Ada 13 program yang terkait dengan penanganan kesehatan (Indonesia Sehat), 12 program terkait penciptaan lapangan kerja (Indonesia Bekerja), serta 4 program terkait upaya pemulihan ekonomi (Indonesia Tumbuh).
Program Indonesia Sehat antara lain berupa akselerasi tes PCR dan tes lacak, karantina nasional secara masif, sosialisasi perubahan perilaku masyarakat, pemanfaatan satu data untuk penanganan Covid-19 dan kesehatan, kemandirian alat kesehatan dan obat dalam negeri, serta program kerja sama pembuatan dan distribusi vaksin dalam satu tahun ke depan.
Program Indonesia Bekerja antara lain terkait bantuan kredit dan subsidi bunga untuk UMKM, subsidi gaji melalui BPJamsostek, penyaluran kredit untuk usaha informal, bantuan sosial, program padat karya oleh sejumlah kementerian, dan bantuan pencarian lapangan kerja.

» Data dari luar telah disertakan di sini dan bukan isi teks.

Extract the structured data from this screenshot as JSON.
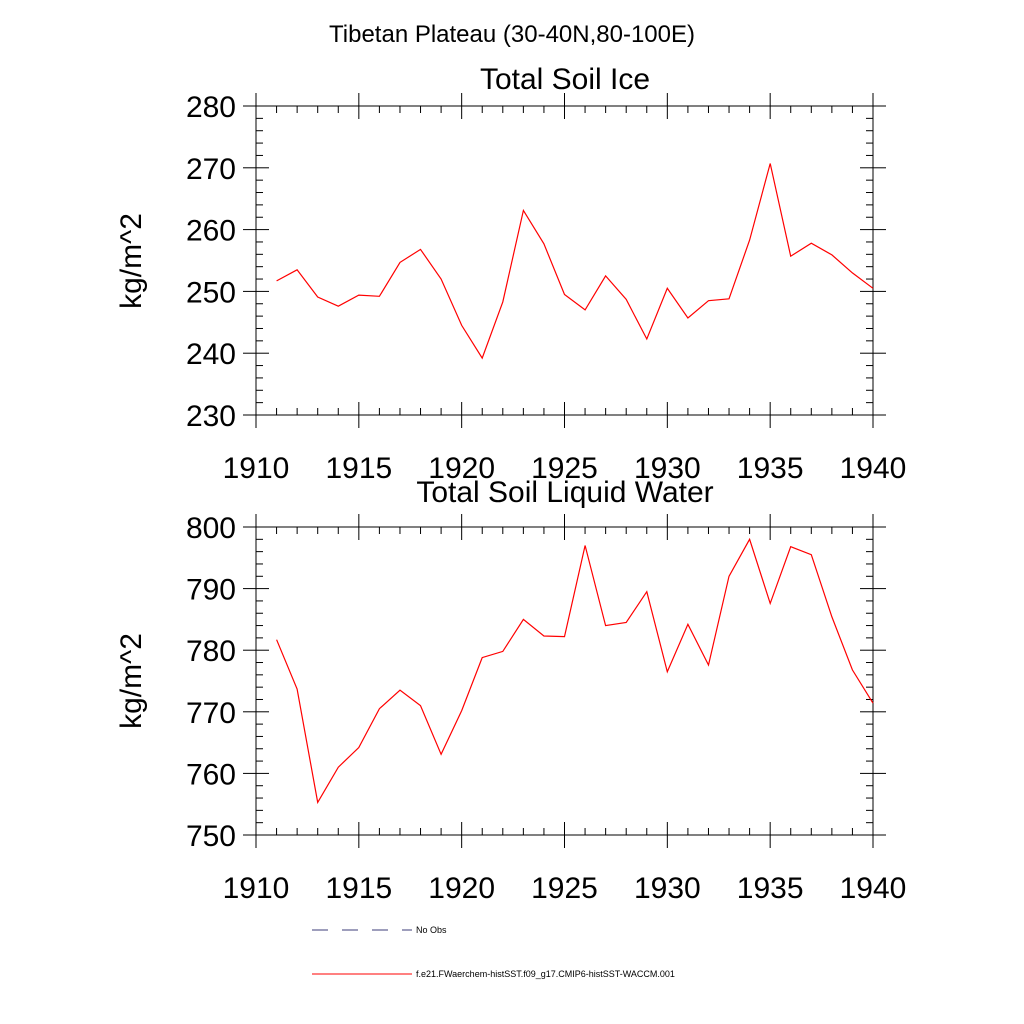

Sementara itu, program Indonesia Tumbuh adalah pemulihan sejumlah sektor ekonomi, termasuk pemberdayaan ekonomi maritim, pemulihan sektor perdagangan, investasi, pariwisata dan jasa, peningkatan penerimaan melalui cukai, serta transformasi penerimaan perpajakan.
Berbagai kebijakan dalam ”Indonesia Sehat, Bekerja, dan Tumbuh” itu akan dilangsungkan bertahap sejak Juli 2020-Desember 2022. Fase pertama yang dimulai pada Juli 2020-2021 diprioritaskan untuk penanganan aspek kesehatan dan keamanan Covid-19 serta bantuan sosial dan stimulus untuk menggerakkan ekonomi kerakyatan. Fase berikutnya dalam waktu 1-2 tahun ke depan ditargetkan untuk produksi dan distribusi vaksinasi serta memulihkan berbagai sektor ekonomi.
Baca juga: Sinergi Gas dan Rem
Raden Pardede mengatakan, pemerintah akan menyeimbangkan aspek kesehatan dan ekonomi dalam langkah-langkah taktis penanganan pandemi dan ekonomi ke depan.
”Kita tidak bisa memisahkan antara menjaga kesehatan dan menjaga mata pencarian untuk hidup. Kita semua tidak sama, ada orang kaya yang tidak perlu kerja, tetapi saudara-saudara kita para pedagang kaki lima, mereka tidak punya kemewahan untuk tidak bekerja. Jadi kita rem dan gas (antara kesehatan dan ekonomi),” kata Raden.